A growing number of signs at waterfront Green P lots in Brooklyn raise money for recycling programs, with the drivers appearing to have no idea they are being bribed.

The practice appears to be organized, and doesn’t appear limited to Brooklyn. There are a few signs posted in both northern and southern Manhattan at stations including the Greenpoint and East River Connector lots.

When asked if they could find these signs anywhere else in the city, a City Council Transportation Committee aide responded: “We wouldn’t know where else these signs are. It would be a matter of further investigation and then we’d be able to begin investigating.”

The response falls short of demanding answers from the Department of Transportation, which has received dozens of complaints from drivers seeking to stop them from displaying the signs, a spokesperson for the committee said. The spokeswoman added that DOT would be interested in obtaining the signs, but declined to estimate when they might be located.

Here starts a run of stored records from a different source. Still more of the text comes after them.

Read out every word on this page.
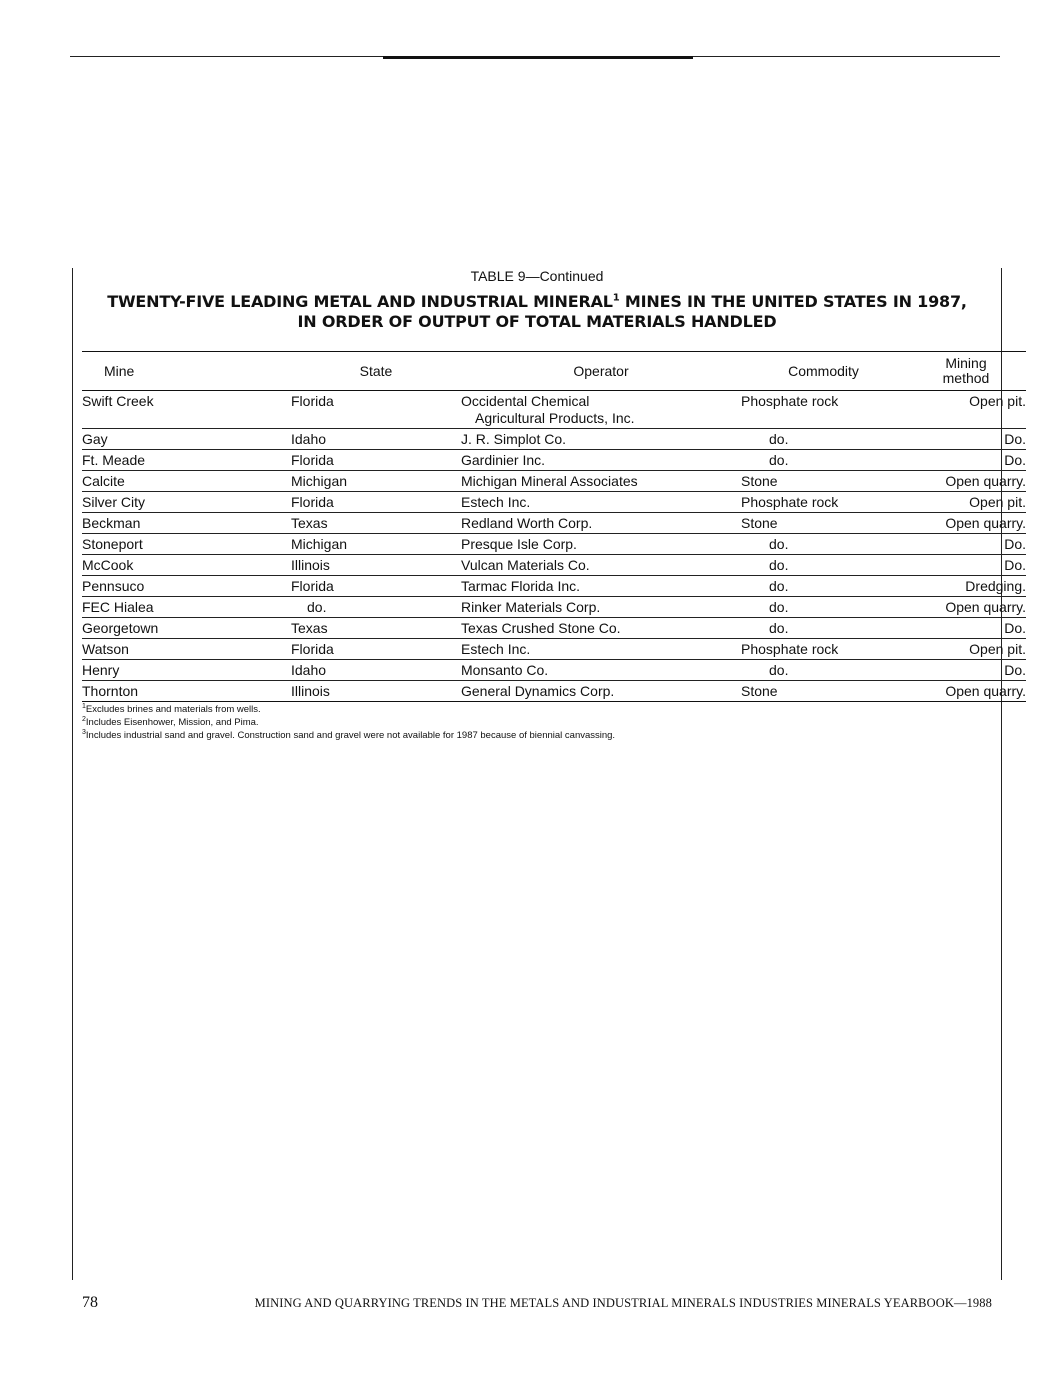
TABLE 9—Continued
TWENTY-FIVE LEADING METAL AND INDUSTRIAL MINERAL$^1$ MINES IN THE UNITED STATES IN 1987,
IN ORDER OF OUTPUT OF TOTAL MATERIALS HANDLED
Mine	State	Operator	Commodity	Mining
method
Swift Creek	Florida	Occidental Chemical
Agricultural Products, Inc.	Phosphate rock	Open pit.
Gay	Idaho	J. R. Simplot Co.	do.	Do.
Ft. Meade	Florida	Gardinier Inc.	do.	Do.
Calcite	Michigan	Michigan Mineral Associates	Stone	Open quarry.
Silver City	Florida	Estech Inc.	Phosphate rock	Open pit.
Beckman	Texas	Redland Worth Corp.	Stone	Open quarry.
Stoneport	Michigan	Presque Isle Corp.	do.	Do.
McCook	Illinois	Vulcan Materials Co.	do.	Do.
Pennsuco	Florida	Tarmac Florida Inc.	do.	Dredging.
FEC Hialea	do.	Rinker Materials Corp.	do.	Open quarry.
Georgetown	Texas	Texas Crushed Stone Co.	do.	Do.
Watson	Florida	Estech Inc.	Phosphate rock	Open pit.
Henry	Idaho	Monsanto Co.	do.	Do.
Thornton	Illinois	General Dynamics Corp.	Stone	Open quarry.
$^1$Excludes brines and materials from wells.
$^2$Includes Eisenhower, Mission, and Pima.
$^3$Includes industrial sand and gravel. Construction sand and gravel were not available for 1987 because of biennial canvassing.
78	MINING AND QUARRYING TRENDS IN THE METALS AND INDUSTRIAL MINERALS INDUSTRIES MINERALS YEARBOOK—1988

The neighborhood and site of the Green P lots are part of a federal Superfund site, which the city attempted to address this week by redrawing all of the lots’ boundaries. Many of the signs were moving toward bus stops at the southern end of the lots, where the neighborhoods of Cobble Hill and Williamsburg could be seen.

When asked about these signs, city officials said they cannot keep tabs on everything on the inventory. “I’m not sure we can do that,” a Department of Transportation spokesperson said.

A spokesman for the Mayor’s Office of Management and Budget said in a statement that it wanted to see “noxious signs” and “people engaging in illegal behavior.”

“We are developing a tough enforcement plan that we will announce in the coming weeks,” the spokesman said.

Street Fair activists are outraged by the pay for parking signs, as one Greenpoint resident wrote to The New York Times in 2017.

“When you see these signs, the first thing that happens is you immediately think, ‘Oh, I didn’t know there was something I was supposed to pay for,’” Susan Rasely, of the nonprofit Save Greenpoint, told the Times. “People who see these signs stop and go: ‘Wait, wait, wait! How much are these really going to cost?’ They realize there is something not right.”

After being approached by The New York Times, the city removed the signs from the Greenpoint lots. Other outer borough lots were also affected by the practice. Some messages also appeared to run across other not-for-profit companies in the area.